(segue) Discorso del 3 gennaio
(3 gennaio 1925)
[Inizio scritto]

      Finalmente venne dinanzi a noi una questione che ci appassionava: la domanda dell'autorizzazione a procedere con le conseguenti dimissioni dell'on. Giunta. La Camera scatta. Io comprendo il senso di questa rivolta e pure dopo 48 ore io piego ancora una volta giovandomi del mio prestigio, del mio ascendente, piego questa assemblea riottosa, riluttante, e dico: «Accettate le dimissioni» e le dimissioni sono accettate.
      Ma non basta ancora: compio un ultimo sforzo normalizzatore: il progetto di riforma elettorale. A tutto questo come si risponde? Si risponde con una accentuazione della campagna e si grida: «Il Fascismo è un'orda di barbari accampati nella Nazione ed un movimento di banditi e di predoni», e s'inscena, o signori, la questione morale! Noi conosciamo la triste istoria delle questioni morali in Italia.
      Ma poi, o signori, quali farfalle andiamo a cercare sotto l'arco di Tito? Ebbene, io dichiaro qui al cospetto di questa assemblea ed al cospetto di tutto il popolo italiano che assumo, io solo, la responsabilità politica, morale, storica di tutto quanto è avvenuto. Se le frasi più o meno storpiate bastano per impiccare un uomo, fuori il palo e fuori la corda! Se il Fascismo non è stato che olio di ricino e manganello e non invece una superba passione della migliore gioventù italiana, a me la colpa! Se il Fascismo è stato un'associazione a delinquere, se tutte le violenze sono state il risultato di un determinato clima storico, politico, morale, a me la responsabilità di questo, perché questo clima storico, politico, morale io l'ho creato con una propaganda che va dall'intervento fino ad oggi.
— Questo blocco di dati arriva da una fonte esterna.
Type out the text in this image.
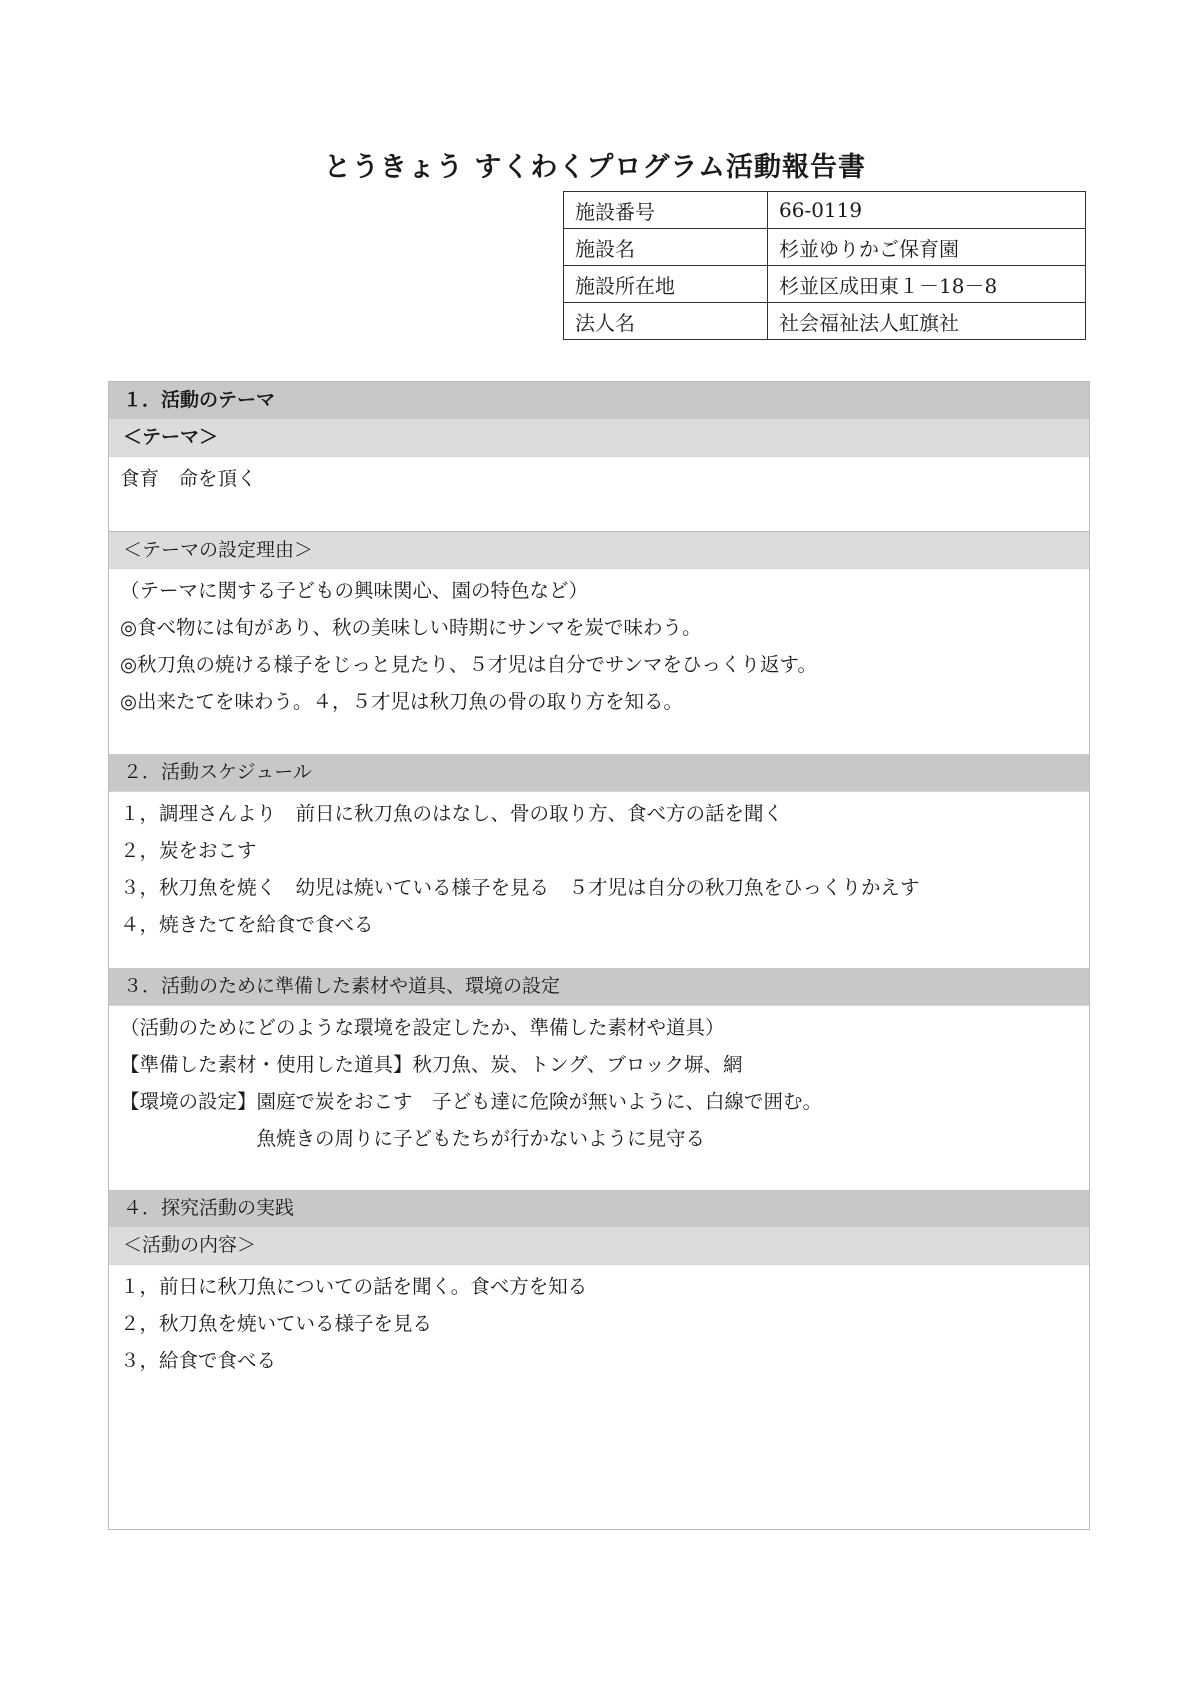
とうきょう すくわくプログラム活動報告書
施設番号	66-0119
施設名	杉並ゆりかご保育園
施設所在地	杉並区成田東１－18－8
法人名	社会福祉法人虹旗社
１．活動のテーマ
＜テーマ＞
食育　命を頂く
＜テーマの設定理由＞
（テーマに関する子どもの興味関心、園の特色など）
◎食べ物には旬があり、秋の美味しい時期にサンマを炭で味わう。
◎秋刀魚の焼ける様子をじっと見たり、５才児は自分でサンマをひっくり返す。
◎出来たてを味わう。４，５才児は秋刀魚の骨の取り方を知る。
２．活動スケジュール
１，調理さんより　前日に秋刀魚のはなし、骨の取り方、食べ方の話を聞く
２，炭をおこす
３，秋刀魚を焼く　幼児は焼いている様子を見る　５才児は自分の秋刀魚をひっくりかえす
４，焼きたてを給食で食べる
３．活動のために準備した素材や道具、環境の設定
（活動のためにどのような環境を設定したか、準備した素材や道具）
【準備した素材・使用した道具】秋刀魚、炭、トング、ブロック塀、網
【環境の設定】園庭で炭をおこす　子ども達に危険が無いように、白線で囲む。
　　　　　　　魚焼きの周りに子どもたちが行かないように見守る
４．探究活動の実践
＜活動の内容＞
１，前日に秋刀魚についての話を聞く。食べ方を知る
２，秋刀魚を焼いている様子を見る
３，給食で食べる
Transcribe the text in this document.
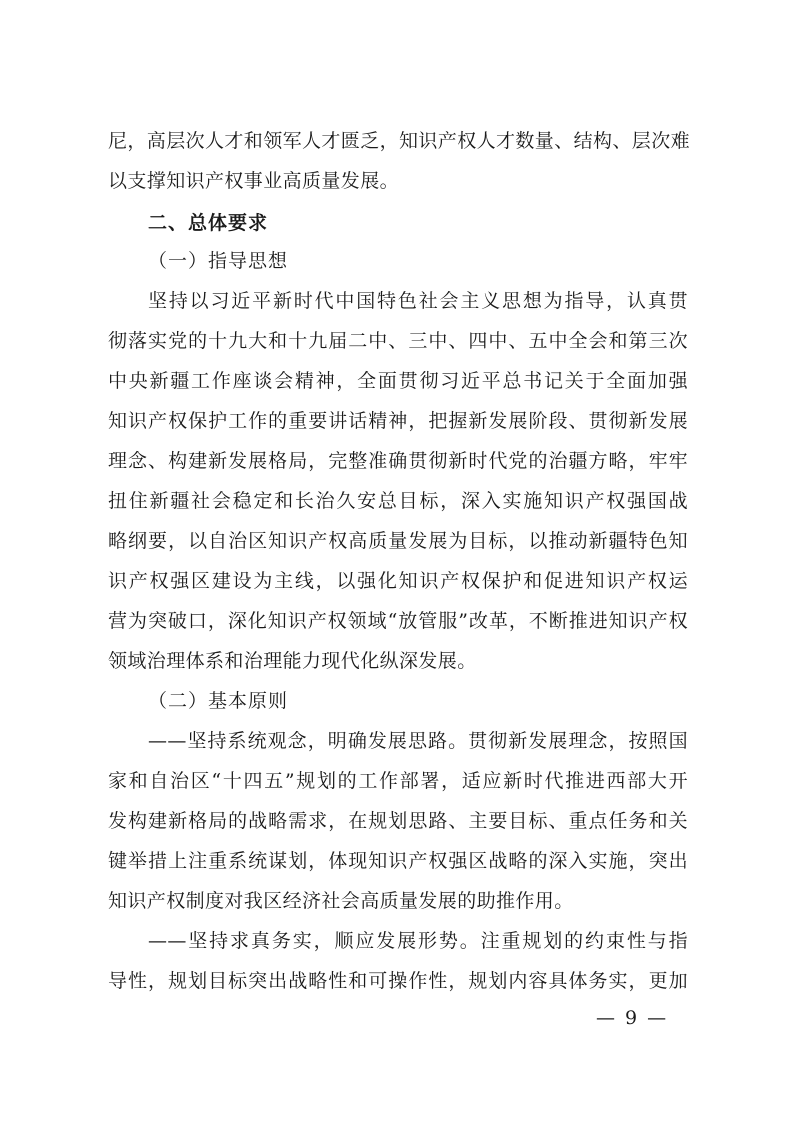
尼，高层次人才和领军人才匮乏，知识产权人才数量、结构、层次难
以支撑知识产权事业高质量发展。
二、总体要求
（一）指导思想
坚持以习近平新时代中国特色社会主义思想为指导，认真贯
彻落实党的十九大和十九届二中、三中、四中、五中全会和第三次
中央新疆工作座谈会精神，全面贯彻习近平总书记关于全面加强
知识产权保护工作的重要讲话精神，把握新发展阶段、贯彻新发展
理念、构建新发展格局，完整准确贯彻新时代党的治疆方略，牢牢
扭住新疆社会稳定和长治久安总目标，深入实施知识产权强国战
略纲要，以自治区知识产权高质量发展为目标，以推动新疆特色知
识产权强区建设为主线，以强化知识产权保护和促进知识产权运
营为突破口，深化知识产权领域“放管服”改革，不断推进知识产权
领域治理体系和治理能力现代化纵深发展。
（二）基本原则
——坚持系统观念，明确发展思路。贯彻新发展理念，按照国
家和自治区“十四五”规划的工作部署，适应新时代推进西部大开
发构建新格局的战略需求，在规划思路、主要目标、重点任务和关
键举措上注重系统谋划，体现知识产权强区战略的深入实施，突出
知识产权制度对我区经济社会高质量发展的助推作用。
——坚持求真务实，顺应发展形势。注重规划的约束性与指
导性，规划目标突出战略性和可操作性，规划内容具体务实，更加
— 9 —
      In questi ultimi giorni non solo i fascisti ma molti cittadini si domandano: c'è un Governo? Questi uomini hanno una dignità come uomini? Ne hanno una anche come Governo? Sono stato io che ho voluto che le cose giungessero a questo determinato punto estremo. È ricca la mia esperienza di vita di questi sei mesi. Io ho saggiato il Partito. Come per sentire la tempra di certi metalli bisogna batterli con un martelletto, così ho sentito la tempra di certi uomini. Ho visto che cosa valgono e per quali motivi ad un certo momento quando il vento è infido, scantonano per la tangente. Ho saggiato me stesso. E guardate che io non avrei fatto ricorso a quelle misure se non fossero stati in giuoco gli interessi della Nazione. Un popolo non rispetta un Governo che si lascia vilipendere. Il popolo vuole rispecchiata la sua dignità, nella dignità del Governo, ed il popolo, prima ancora che lo dicessi io, ha detto: basta! la misura è colma!